Officially Getting Too Old For Hardcore Gaming

I enjoy playing video games. They've been a part of my life since I was a little kid. There's a photo somewhere of me, age 4, sitting there playing Blaster Master on my NES while all my relatives are gathered around my new baby sister, who had just been brought home from the hospital. This picture probably speaks volumes about my life.

I've owned a lot of the big consoles: Atari, NES, Sega Genesis, various Game Boys, PSX, PS2, Wii, Xbox 360, PS3. Of course, I also spent a good amount of time at friends' houses where they owned an SNES, Nintendo64, GameCube, or the original Xbox. In fact, most of my friendships as a kid were based around video games. All we ever did as a group was get together and play Counter-Strike, Halo, GoldenEye, Mario Kart, Street Fighter, or even WCW/NWO Revenge (yes, we watched wrestling and played video games based on it). LAN parties were a big part of my "social" life.

During my teenage years, I could have been considered a "hardcore" gamer. I was subscribed to several different gaming magazines at one point or another, including GameInformer, NintendoPower, GamePro, and the official Playstation magazine. I was the kid who could tell you all about upcoming games before most people knew they were even in development.

I spent an embarrassing amount of time in mall arcades in high school.
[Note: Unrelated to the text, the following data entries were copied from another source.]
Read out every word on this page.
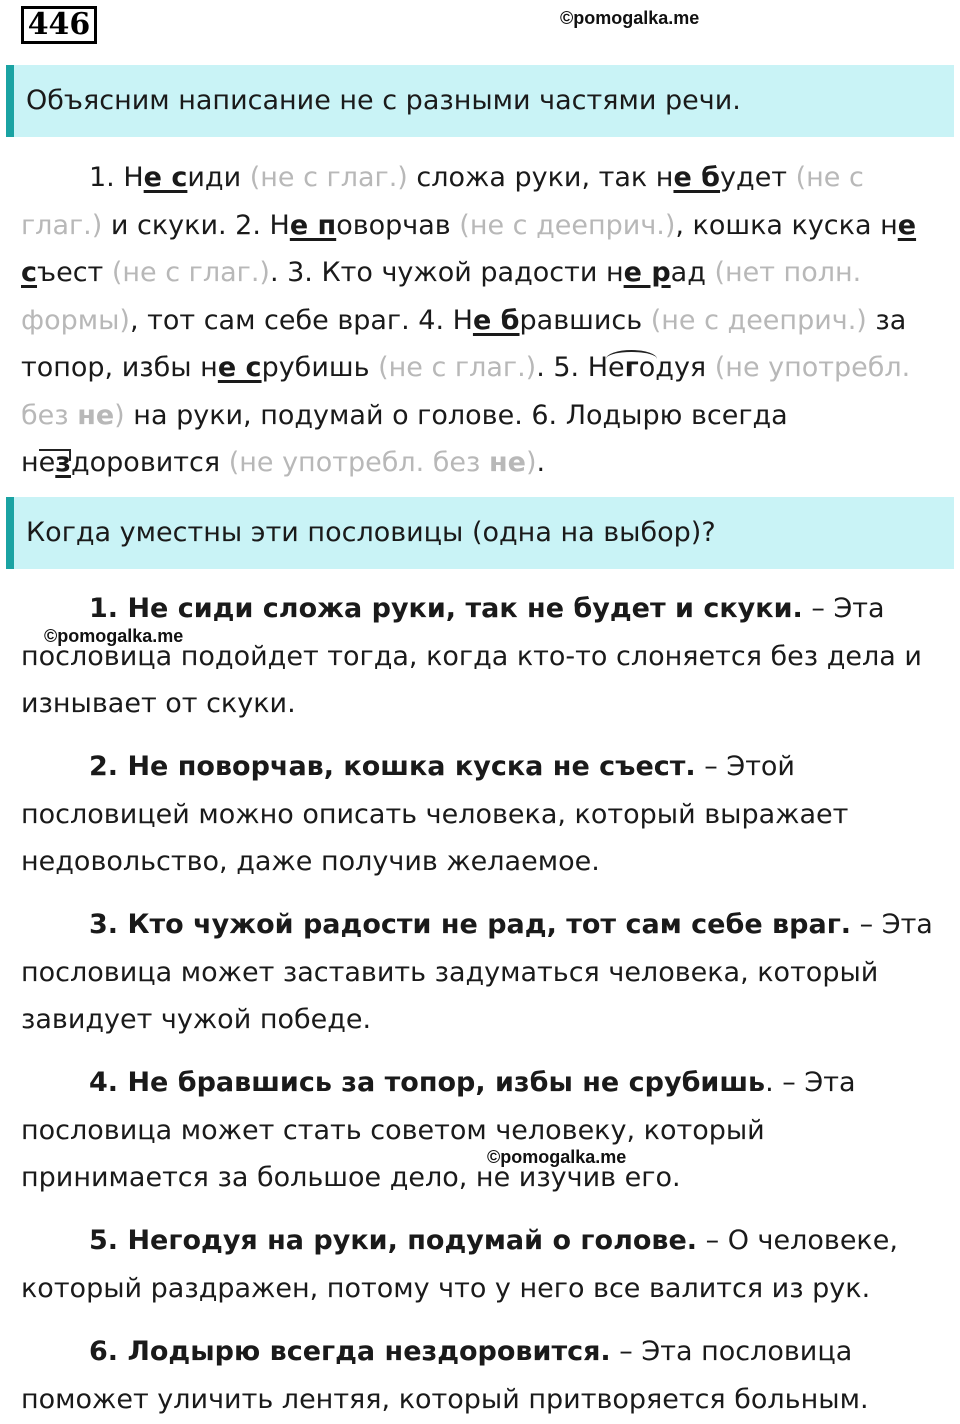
446	©pomogalka.me
Объясним написание не с разными частями речи.
1. Не сиди (не с глаг.) сложа руки, так не будет (не с глаг.) и скуки. 2. Не поворчав (не с дееприч.), кошка куска не съест (не с глаг.). 3. Кто чужой радости не рад (нет полн. формы), тот сам себе враг. 4. Не бравшись (не с дееприч.) за топор, избы не срубишь (не с глаг.). 5. Н
егодуя (не употребл. без не) на руки, подумай о голове. 6. Лодырю всегда н
ездоровится (не употребл. без не).
Когда уместны эти пословицы (одна на выбор)?
1. Не сиди сложа руки, так не будет и скуки. – Эта пословица подойдет тогда, когда кто-то слоняется без дела и изнывает от скуки.
©pomogalka.me
2. Не поворчав, кошка куска не съест. – Этой пословицей можно описать человека, который выражает недовольство, даже получив желаемое.
3. Кто чужой радости не рад, тот сам себе враг. – Эта пословица может заставить задуматься человека, который завидует чужой победе.
4. Не бравшись за топор, избы не срубишь. – Эта пословица может стать советом человеку, который принимается за большое дело, не изучив его.
©pomogalka.me
5. Негодуя на руки, подумай о голове. – О человеке, который раздражен, потому что у него все валится из рук.
6. Лодырю всегда нездоровится. – Эта пословица поможет уличить лентяя, который притворяется больным.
I was a pretty fucking excellent Dance Dance Revolution player. I knew all the air-juggling combos in the Tekken series. My Honda Civic Type-R in Initial D (which I might still have the card for somewhere) was tough to beat. I could beat Time Crisis without ever having to insert additional tokens.

I went through a phase where I spent countless hours playing Japanese RPGs on the PSX and PS2, like Xenogears, Legend of Legaia, Brave Fencer Musashi, Legend of Dragoon, Lunar: Silver Star Story, Parasite Eve, Star Ocean: The Second Story, and Wild Arms. I had a bit of an obsession with the Final Fantasy series, namely games VII through X. I owned the soundtracks to a lot of these games (I still get a fuzzy nostalgic feeling whenever I hear something from the FFVII soundtrack).
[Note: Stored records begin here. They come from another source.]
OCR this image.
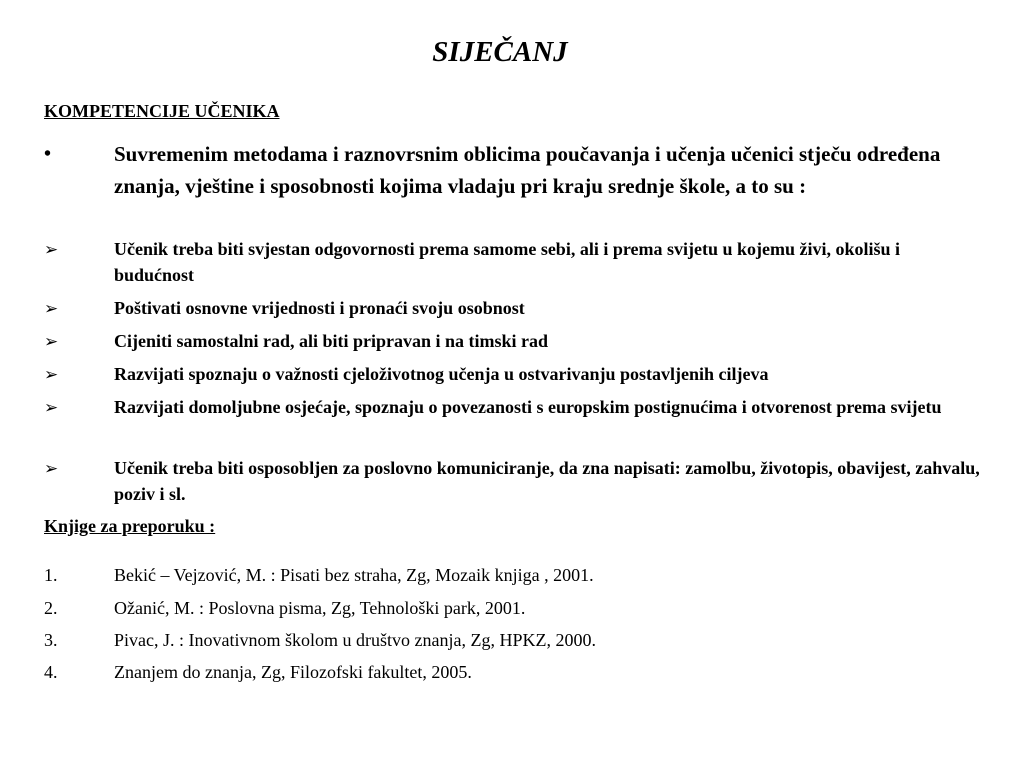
SIJEČANJ
KOMPETENCIJE UČENIKA
•	Suvremenim metodama i raznovrsnim oblicima poučavanja i učenja učenici stječu određena znanja, vještine i sposobnosti kojima vladaju pri kraju srednje škole, a to su :
➢	Učenik treba biti svjestan odgovornosti prema samome sebi, ali i prema svijetu u kojemu živi, okolišu i budućnost
➢	Poštivati osnovne vrijednosti i pronaći svoju osobnost
➢	Cijeniti samostalni rad, ali biti pripravan i na timski rad
➢	Razvijati spoznaju o važnosti cjeloživotnog učenja u ostvarivanju postavljenih ciljeva
➢	Razvijati domoljubne osjećaje, spoznaju o povezanosti s europskim postignućima i otvorenost prema svijetu
➢	Učenik treba biti osposobljen za poslovno komuniciranje, da zna napisati: zamolbu, životopis, obavijest, zahvalu, poziv i sl.
Knjige za preporuku :
1.	Bekić – Vejzović, M. : Pisati bez straha, Zg, Mozaik knjiga , 2001.
2.	Ožanić, M. : Poslovna pisma, Zg, Tehnološki park, 2001.
3.	Pivac, J. : Inovativnom školom u društvo znanja, Zg, HPKZ, 2000.
4.	Znanjem do znanja, Zg, Filozofski fakultet, 2005.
My latest obsession over the last few years has been the Call of Duty series, starting with Modern Warfare 2. Each time a CoD game comes out, I play it so much that I can predict where enemies will be spawning at any given time and my kill/death ratio is consistently in the 2.0-3.0 range. Other players have accused me of cheating (something I've never done), which is like a badge of honor.
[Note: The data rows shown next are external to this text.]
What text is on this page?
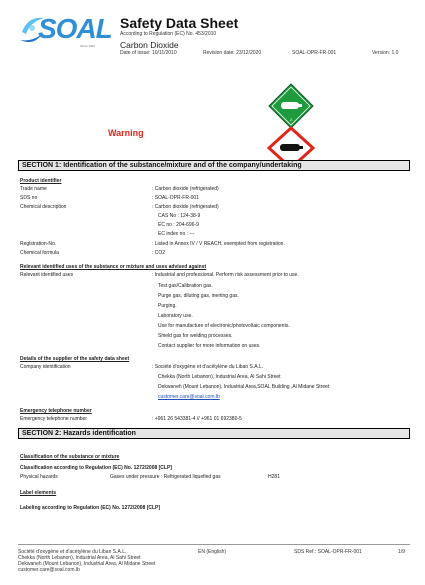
SOAL
Since 1960
Safety Data Sheet
According to Regulation (EC) No. 453/2010
Carbon Dioxide
Date of issue: 10/11/2010	Revision date: 23/12/2020	SOAL-OPR-FR-001	Version: 1.0
2
Warning
SECTION 1: Identification of the substance/mixture and of the company/undertaking
Product identifier
Trade name	: Carbon dioxide (refrigerated)
SDS no	: SOAL-OPR-FR-001
Chemical description	: Carbon dioxide (refrigerated)
CAS No : 124-38-9
EC no : 204-696-9
EC index no : ---
Registration-No.	: Listed in Annex IV / V REACH, exempted from registration.
Chemical formula	: CO2
Relevant identified uses of the substance or mixture and uses advised against
Relevant identified uses	: Industrial and professional. Perform risk assessment prior to use.
Test gas/Calibration gas.
Purge gas, diluting gas, inerting gas.
Purging.
Laboratory use.
Use for manufacture of electronic/photovoltaic components.
Shield gas for welding processes.
Contact supplier for more information on uses.
Details of the supplier of the safety data sheet
Company identification	: Société d'oxygène et d'acétylène du Liban S.A.L.
Chekka (North Lebanon), Industrial Area, Al Sahi Street
Dekwaneh (Mount Lebanon), Industrial Area,SOAL Building ,Al Midane Street
customer.care@soal.com.lb
Emergency telephone number
Emergency telephone number	: +961 26 543381-4 // +961 01 692380-5
SECTION 2: Hazards identification
Classification of the substance or mixture
Classification according to Regulation (EC) No. 1272/2008 [CLP]
Physical hazards	Gases under pressure : Refrigerated liquefied gas	H281
Label elements
Labeling according to Regulation (EC) No. 1272/2008 [CLP]
Société d'oxygène et d'acétylène du Liban S.A.L.
Chekka (North Lebanon), Industrial Area, Al Sahi Street
Dekwaneh (Mount Lebanon), Industrial Area, Al Midane Street
customer.care@soal.com.lb
EN (English)	SDS Ref.: SOAL-OPR-FR-001	1/9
[There's a bunch more I could go into, but I think I've made my point.]

Why does any of this matter to you? So that you'll understand the shift I've been experiencing in 2012.

My son is a little over a month a way from his first birthday. In the past year, my wife and I have gone from doing whatever we wanted with our time to spending most of our time caring for this little guy. Making sure he doesn't hurt himself in a thousand different ways (seriously, why is he obsessed with power outlets?) and trying to teach him about his surrounding world at the same time.

Rather than immediately starting up a video game when I get home from work like I used to, we now focus on preparing dinner, cleaning up the house a bit, then sit down together to watch a couple episodes from one of our favorite shows on Netflix or just play on the floor with him. After that, it's time to get him ready for bed: giving him a bath, changing his diaper, maybe reading a story to him, and then my wife nurses him to sleep.

I have sometimes taken advantage of nursing time to play some CoD, but this time has increasingly been spent writing for the blog instead, or reading a book for a while before I go to sleep. This helps me go to bed at a more sane hour, rather than 2:00am on a worknight because I'm wired from playing games.

I find myself caring less and less about anything game-related as time goes on. I let my gamer mag subscriptions end a long time ago, I no longer keep up with development cycles, I don't know what big games are on the horizon, I don't mind not having the highest score, I no longer take pride in completing a game on the hardest difficulty after repeating frustrating missions over and over, and I certainly have no desire to ever buy new titles for $50-a-pop anymore.

What I do care about is being there for my family, spending time with them instead of being absorbed in a game that doesn't matter. I feel bad for the early days of my relationship with my wife (then-girlfriend), when I would spend more time playing games than experiencing life with her. Sometimes I wonder why she ever decided to stick with me.

I just don't feel that gaming has a large place in my life anymore. Do I still enjoy playing from time to time? Of course! I'll probably even play the occasional game with my son when he's a bit older. But I now see it for the addiction that it is and will strive not to let him become as obsessive about it as I have. My parents, despite being great role models in most other aspects, never really set restrictions on my gaming time and I now look back and see that this was an error.

I'm still working on other addictions in my life, which I'll write about soon. For now though, I feel more content with how I spend my time. Rather than racking up meaningless digital points, I'm accumulating better life experiences, and that matters more to me than anything.